3 Great Movement Tools to Complement your Yoga Practice

YOGA  is an ANCIENT PHYSICAL RITUAL. In TODAY’S MODERN WORLD, are you giving your body a COMPLETE MOVEMENT NUTRITION in your practice?

 

Here’s  3 great movement tools to make your practice more holistic!

 

Yoga was created in an ancient world, in a completely different context from what we live today in the modern society. It’s such an ancient practice and our ancestors life was very different  to the comforts we are living now. In those times, just building a home, collecting water or providing food where strong and physically demanding tasks… what we would today call a workout!

Yoga was actually more of a complementary practice to an already physically demanding lifestyle, with many different tasks that required all sorts of movement, at the contrary of today.

Yoga’s purpose nowadays is very commonly mistaken just for the achievement and improvement of physical postures, while the opposite is actually more the truth: Yoga in the end aims to get rid of the physical to elevate to a higher consciousness and union with the Divine.

Even if the physical achievements are not the purpose, we are passing through the body before we can tame the mind and only then connect with something bigger than us.

In this process, we are working with the body with asanas and what we do on the mat is part of our movement practice. And for for many people, this might even be their only movement routine.

In today’s comfortable ways of living, it’s important to give the body all kind of movement types so we can avoid injuries and stay healthy. Because we don’t move so much anymore in order to live, we must make sure we still get all of the movement our body is designed to do everyday.

It’s also interesting to see how recently many yoga teachers nowadays are getting into other physical routines besides yoga such as gymnastics, weight lifting, climbing or swimming…

 

Doing other activities, generally benefits also your yoga practice and some asanas may become more possible.

After practicing (only) yoga consistently for 5 years now, I am personally starting now to feel the need to incorporate different movement routines besides yoga.

I’d like to share here with you some different exercises that I found useful and that you can also start to complement in your practice, to have a more holistic and whole “movement nutrition”.  

These physical tasks are important and rarely if not ever included in yoga classes:

  1. HANGING
  2. PULLING
  3. INTERNAL ROTATION

 

1 – Hang from a bar!
Hanging is almost not existent in the yoga realm! (apart from passive stretches for the hips with cords in some styles.) What we’re talking here is actually an overhead arm reach where the shoulders, elbows and wrists are positively affected by  gravity. This is what our arms are actually designed to do! You can try a “dead hang” where you basically let the shoulder cover the ears, and stay for 30 secs. If you have scapular instability you can do a more active hang (bring the shoulders down and protract the shoulder blades, pinching them together).
It is also perfectly OK to do a supported hang (feet touching the floor for support) while you get used to the grip and build strength/flexibility.

 

2 – Pulling for scapula stabilization
Hold an elastic band in both hands, wrapped around your upper back. Open your arms to the sides. From here, take your hands behind your back, as the scapulas will get closer, try to “pinch” them together. Make sure to maintain an externally rotated upper arm position.

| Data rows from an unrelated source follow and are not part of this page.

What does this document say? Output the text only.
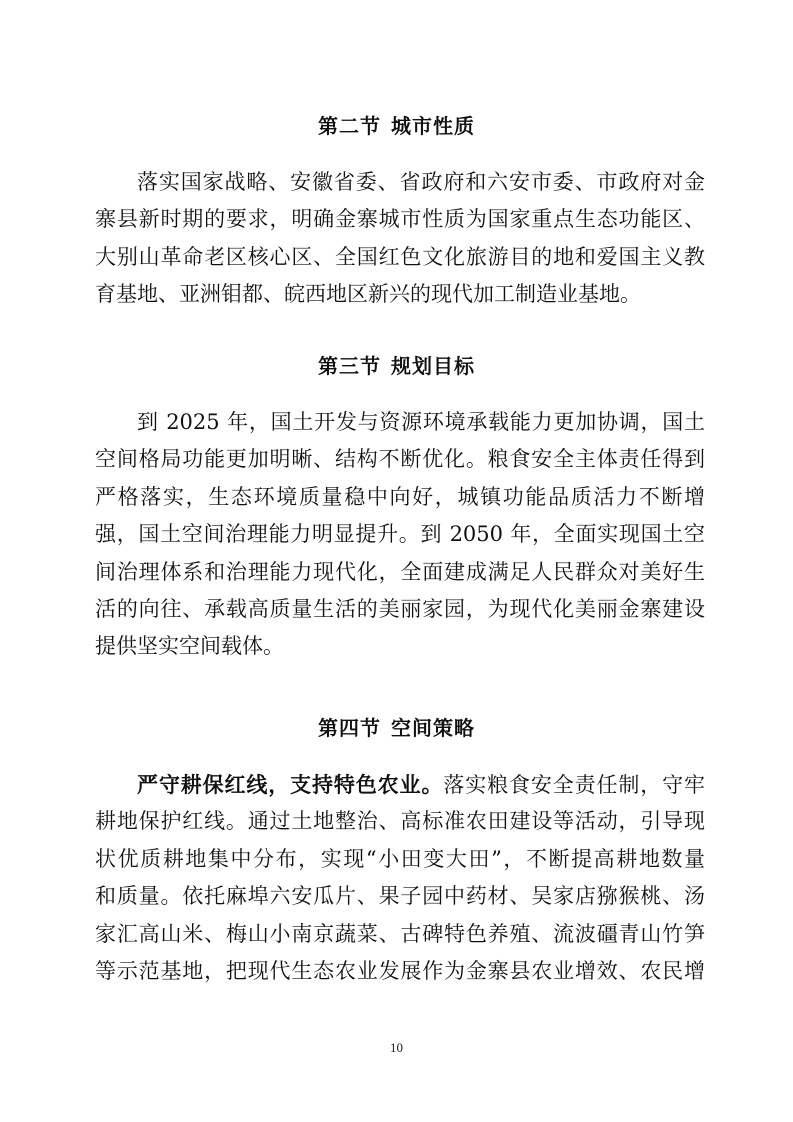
第二节 城市性质
落实国家战略、安徽省委、省政府和六安市委、市政府对金
寨县新时期的要求，明确金寨城市性质为国家重点生态功能区、
大别山革命老区核心区、全国红色文化旅游目的地和爱国主义教
育基地、亚洲钼都、皖西地区新兴的现代加工制造业基地。
第三节 规划目标
到 2025 年，国土开发与资源环境承载能力更加协调，国土
空间格局功能更加明晰、结构不断优化。粮食安全主体责任得到
严格落实，生态环境质量稳中向好，城镇功能品质活力不断增
强，国土空间治理能力明显提升。到 2050 年，全面实现国土空
间治理体系和治理能力现代化，全面建成满足人民群众对美好生
活的向往、承载高质量生活的美丽家园，为现代化美丽金寨建设
提供坚实空间载体。
第四节 空间策略
严守耕保红线，支持特色农业。落实粮食安全责任制，守牢
耕地保护红线。通过土地整治、高标准农田建设等活动，引导现
状优质耕地集中分布，实现“小田变大田”，不断提高耕地数量
和质量。依托麻埠六安瓜片、果子园中药材、吴家店猕猴桃、汤
家汇高山米、梅山小南京蔬菜、古碑特色养殖、流波礓青山竹笋
等示范基地，把现代生态农业发展作为金寨县农业增效、农民增
10
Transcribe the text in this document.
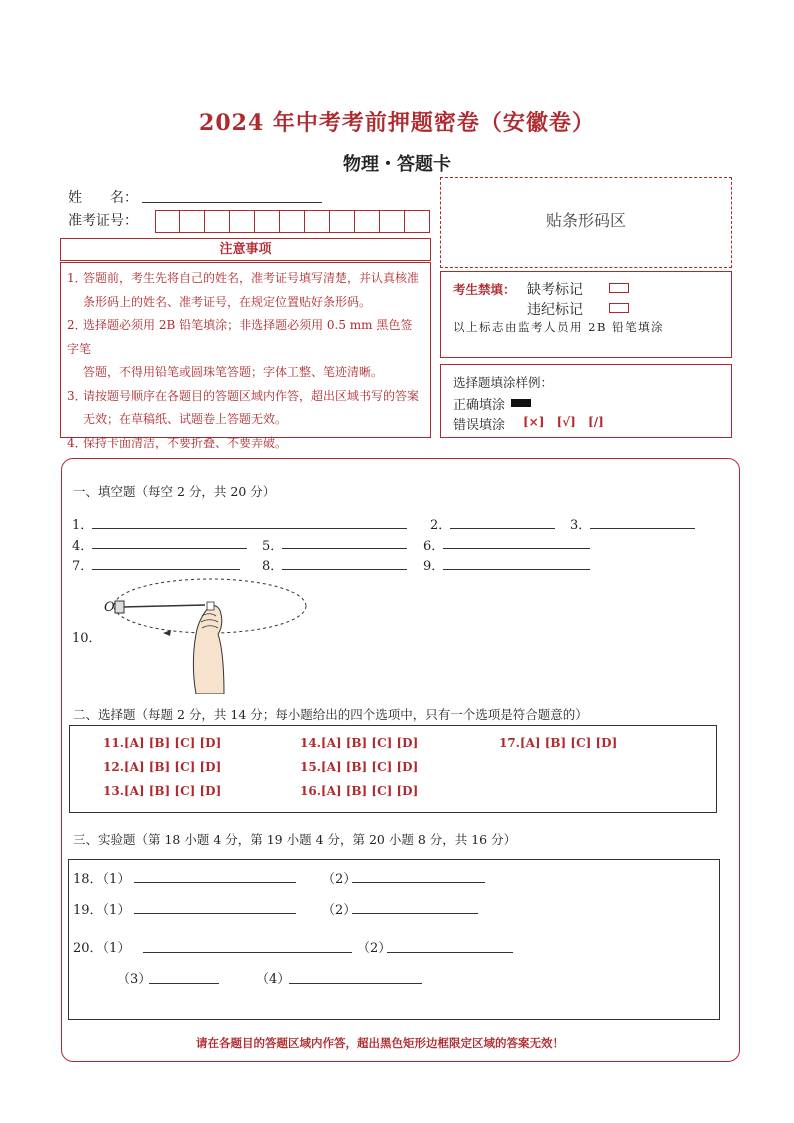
2024 年中考考前押题密卷（安徽卷）
物理・答题卡
姓　　名：
准考证号：	贴条形码区
注意事项
1．答题前，考生先将自己的姓名，准考证号填写清楚，并认真核准
条形码上的姓名、准考证号，在规定位置贴好条形码。
2．选择题必须用 2B 铅笔填涂；非选择题必须用 0.5 mm 黑色签字笔
答题，不得用铅笔或圆珠笔答题；字体工整、笔迹清晰。
3．请按题号顺序在各题目的答题区域内作答，超出区域书写的答案
无效；在草稿纸、试题卷上答题无效。
4．保持卡面清洁，不要折叠、不要弄破。
考生禁填： 缺考标记
违纪标记
以上标志由监考人员用 2B 铅笔填涂
选择题填涂样例：
正确填涂
错误填涂 [×] [√] [/]
一、填空题（每空 2 分，共 20 分）
1．	2．	3．
4．	5．	6．
7．	8．	9．
10．
O
二、选择题（每题 2 分，共 14 分；每小题给出的四个选项中，只有一个选项是符合题意的）
11.[A] [B] [C] [D]
12.[A] [B] [C] [D]
13.[A] [B] [C] [D]
14.[A] [B] [C] [D]
15.[A] [B] [C] [D]
16.[A] [B] [C] [D]
17.[A] [B] [C] [D]
三、实验题（第 18 小题 4 分，第 19 小题 4 分，第 20 小题 8 分，共 16 分）
18．（1）	（2）
19．（1）	（2）
20．（1）	（2）
（3）	（4）
请在各题目的答题区域内作答，超出黑色矩形边框限定区域的答案无效！
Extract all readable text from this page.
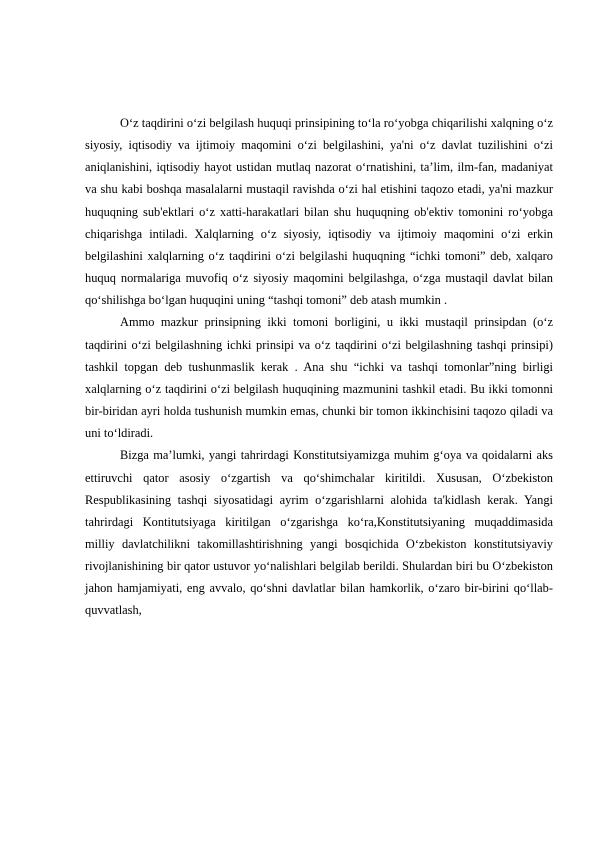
O‘z taqdirini o‘zi belgilash huquqi prinsipining to‘la ro‘yobga chiqarilishi xalqning o‘z siyosiy, iqtisodiy va ijtimoiy maqomini o‘zi belgilashini, ya'ni o‘z davlat tuzilishini o‘zi aniqlanishini, iqtisodiy hayot ustidan mutlaq nazorat o‘rnatishini, ta’lim, ilm-fan, madaniyat va shu kabi boshqa masalalarni mustaqil ravishda o‘zi hal etishini taqozo etadi, ya'ni mazkur huquqning sub'ektlari o‘z xatti-harakatlari bilan shu huquqning ob'ektiv tomonini ro‘yobga chiqarishga intiladi. Xalqlarning o‘z siyosiy, iqtisodiy va ijtimoiy maqomini o‘zi erkin belgilashini xalqlarning o‘z taqdirini o‘zi belgilashi huquqning “ichki tomoni” deb, xalqaro huquq normalariga muvofiq o‘z siyosiy maqomini belgilashga, o‘zga mustaqil davlat bilan qo‘shilishga bo‘lgan huquqini uning “tashqi tomoni” deb atash mumkin .

Ammo mazkur prinsipning ikki tomoni borligini, u ikki mustaqil prinsipdan (o‘z taqdirini o‘zi belgilashning ichki prinsipi va o‘z taqdirini o‘zi belgilashning tashqi prinsipi) tashkil topgan deb tushunmaslik kerak . Ana shu “ichki va tashqi tomonlar”ning birligi xalqlarning o‘z taqdirini o‘zi belgilash huquqining mazmunini tashkil etadi. Bu ikki tomonni bir-biridan ayri holda tushunish mumkin emas, chunki bir tomon ikkinchisini taqozo qiladi va uni to‘ldiradi.

Bizga ma’lumki, yangi tahrirdagi Konstitutsiyamizga muhim g‘oya va qoidalarni aks ettiruvchi qator asosiy o‘zgartish va qo‘shimchalar kiritildi. Xususan, O‘zbekiston Respublikasining tashqi siyosatidagi ayrim o‘zgarishlarni alohida ta'kidlash kerak. Yangi tahrirdagi Kontitutsiyaga kiritilgan o‘zgarishga ko‘ra,Konstitutsiyaning muqaddimasida milliy davlatchilikni takomillashtirishning yangi bosqichida O‘zbekiston konstitutsiyaviy rivojlanishining bir qator ustuvor yo‘nalishlari belgilab berildi. Shulardan biri bu O‘zbekiston jahon hamjamiyati, eng avvalo, qo‘shni davlatlar bilan hamkorlik, o‘zaro bir-birini qo‘llab-quvvatlash,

Hold the stretched position and then bring your hands forward again, closer together to the the front, while the scapulas will widen out away from each other, rounding your upper back. Repeat for reps!

 

3 – Internal Rotation for the hips
Start in a squat on the heels.   From there internally rotate the hip until the knee touches the ground next to your opposite foot. Pause for a sec and repeat with the other leg.

Proceed with caution here and do it only in a pain free range of motion!

 

Happy practice, stay safe and enjoy the journey! What is the movements you like to do besides yoga to complement your practice? I’d love to hear from you!